Twice a year we freeze, thaw, and extract the concentrate of Gold Rush and Winesap juice in order to create the bases for our dessert ciders. We collect the gallons we need for each product and the remaining frozen juice reaches the end of its lifespan. Three years ago I continued to thaw the frozen juice and collected as much concentrate as possible. There cannot be any waste with what we do, everything can be repurposed, reused, or simply function as inspiration through small batch experiments. Hierophant stems from an exploration of questions and the uncertainty of experimentation.

What happens if you mature a cider on its lees for an extended period of time? Are there certain apples that produce ciders that can be cellared indefinitely, only improving with age? What would ice ciders taste like if they were fermented to dry? Can there be a cider that is as bold and aggressive as some red wines?
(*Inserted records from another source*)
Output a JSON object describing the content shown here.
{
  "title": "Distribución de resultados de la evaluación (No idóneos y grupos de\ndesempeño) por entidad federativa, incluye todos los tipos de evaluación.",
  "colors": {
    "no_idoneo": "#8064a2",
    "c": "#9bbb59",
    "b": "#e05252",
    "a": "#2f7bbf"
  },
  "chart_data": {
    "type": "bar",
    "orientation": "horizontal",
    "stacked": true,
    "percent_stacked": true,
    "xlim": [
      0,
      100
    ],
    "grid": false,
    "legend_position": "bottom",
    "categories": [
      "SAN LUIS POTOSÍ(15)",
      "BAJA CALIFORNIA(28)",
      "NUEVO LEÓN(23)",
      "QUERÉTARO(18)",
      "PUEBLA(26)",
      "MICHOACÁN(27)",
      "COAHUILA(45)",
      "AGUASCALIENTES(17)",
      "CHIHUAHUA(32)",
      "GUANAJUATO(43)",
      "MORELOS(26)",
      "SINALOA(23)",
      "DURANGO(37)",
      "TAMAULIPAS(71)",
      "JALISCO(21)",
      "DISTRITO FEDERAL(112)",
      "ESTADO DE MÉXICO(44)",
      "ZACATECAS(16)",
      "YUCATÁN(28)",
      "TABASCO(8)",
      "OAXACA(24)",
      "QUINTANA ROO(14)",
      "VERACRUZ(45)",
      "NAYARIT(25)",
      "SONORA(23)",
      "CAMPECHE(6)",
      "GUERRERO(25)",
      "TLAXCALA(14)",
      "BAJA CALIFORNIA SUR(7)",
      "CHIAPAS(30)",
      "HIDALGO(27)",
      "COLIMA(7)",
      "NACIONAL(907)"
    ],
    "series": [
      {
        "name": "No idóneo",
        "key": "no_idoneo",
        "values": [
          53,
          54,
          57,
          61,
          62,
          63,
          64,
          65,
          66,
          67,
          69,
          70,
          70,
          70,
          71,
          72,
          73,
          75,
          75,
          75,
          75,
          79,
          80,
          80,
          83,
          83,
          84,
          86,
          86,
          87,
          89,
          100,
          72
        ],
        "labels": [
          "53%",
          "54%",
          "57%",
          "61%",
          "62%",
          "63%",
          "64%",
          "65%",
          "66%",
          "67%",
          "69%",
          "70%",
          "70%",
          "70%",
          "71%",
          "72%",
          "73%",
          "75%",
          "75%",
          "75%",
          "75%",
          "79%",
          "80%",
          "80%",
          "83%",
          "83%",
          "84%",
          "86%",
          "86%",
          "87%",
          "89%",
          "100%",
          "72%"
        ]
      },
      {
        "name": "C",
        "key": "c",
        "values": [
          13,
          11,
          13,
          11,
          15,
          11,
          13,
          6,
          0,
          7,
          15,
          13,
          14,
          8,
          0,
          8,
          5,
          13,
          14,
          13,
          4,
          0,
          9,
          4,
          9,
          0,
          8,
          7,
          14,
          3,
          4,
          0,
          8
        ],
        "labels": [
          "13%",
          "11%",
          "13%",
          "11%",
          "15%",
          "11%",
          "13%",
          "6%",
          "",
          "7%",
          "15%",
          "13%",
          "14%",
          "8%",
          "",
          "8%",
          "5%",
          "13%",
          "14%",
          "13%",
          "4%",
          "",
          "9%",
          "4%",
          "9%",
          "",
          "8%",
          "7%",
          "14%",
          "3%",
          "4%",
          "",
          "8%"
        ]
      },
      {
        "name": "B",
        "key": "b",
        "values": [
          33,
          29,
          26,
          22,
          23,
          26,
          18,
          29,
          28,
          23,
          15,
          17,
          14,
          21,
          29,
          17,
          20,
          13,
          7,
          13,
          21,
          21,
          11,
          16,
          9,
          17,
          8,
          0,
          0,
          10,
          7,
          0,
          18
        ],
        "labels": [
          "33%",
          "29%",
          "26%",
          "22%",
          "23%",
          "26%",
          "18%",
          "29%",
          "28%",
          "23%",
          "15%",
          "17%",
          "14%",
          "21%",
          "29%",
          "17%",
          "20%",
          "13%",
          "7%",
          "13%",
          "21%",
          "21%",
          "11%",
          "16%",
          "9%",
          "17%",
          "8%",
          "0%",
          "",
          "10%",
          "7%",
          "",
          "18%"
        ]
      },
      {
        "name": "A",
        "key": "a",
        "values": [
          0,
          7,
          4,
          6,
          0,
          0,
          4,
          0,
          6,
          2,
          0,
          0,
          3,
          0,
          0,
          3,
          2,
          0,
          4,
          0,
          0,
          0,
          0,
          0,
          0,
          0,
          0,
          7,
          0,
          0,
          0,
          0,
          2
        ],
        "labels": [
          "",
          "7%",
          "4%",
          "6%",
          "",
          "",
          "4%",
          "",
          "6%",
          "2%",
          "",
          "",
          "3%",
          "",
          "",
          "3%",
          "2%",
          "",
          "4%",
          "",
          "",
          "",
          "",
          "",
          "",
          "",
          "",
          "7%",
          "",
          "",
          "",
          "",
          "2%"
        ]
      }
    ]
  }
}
Concentrate is the essence of the apple once you diminish what constitutes the majority of its makeup – water. Once you reduce the water, you begin to see with a clearer focus the three main components of an apple – sugar, acid, and tannins. Tasting concentrate is tasting a drop removed from the sea of juice, producing intense flavors and aromas, an overwhelming sense of what the apple truly is.

An ancient priest known for interpreting sacred mysteries and the divine, Hierophant showcases the tannic essence of Winesap and the lifting acidity of Gold Rush. At the beginning of the year we scaled up the initial small batch experiment. The process from the first batch was recreated, both apples fermented to dry with a champagne yeast (10% ABV and 0.1% residual sugar). The cider matured on its lees (settled yeast, apple gunk, etc) for over ten months. Each month we stirred the lees back into suspension, allowing it to settle again and again.

The cider is still, dry and tannic like you wouldn’t believe. It is rich and full-bodied, filled with tropical notes from Gold Rush to offset the complex tannins from Winesap. Served at room temperature, the cider showcases its bolder, tannic tendencies. Served chilled, Hierophant’s intense characteristics are softened. Each temperature offers a unique drinking experience. In order to allow the complexity to unfold, we recommend serving Hierophant chilled and allowing it to warm up over a period of time. Hierophant unveils the mysteries of these apples and presents their primal characteristics in a complex cider.

-Manuel Garcia


  1. JohnE

    Do you have any thoughts on pairing? From my memory of trying it in the tasting room, it’s not something I think I would drink by itself, particularly.
    Not that everything has to fit into a neat category but I just can’t quite work out what this *is*! An aperitif? A dessert? A winter warmer?

    • Blue Bee Cider

      Hi John!
      This one does defy categories a bit. For pairings, think of things with a nice umami note: french onion soup, spiced nuts, stroganoff, etc. It would be nice with a cheese course as well. After you’ve tried some things, let us know what you recommend!

  2. Manuel

    As a side note, what we served for club members long ago was the initial small batch experiment. What we are getting ready to release in bottles is a more polished, refined version of that first batch.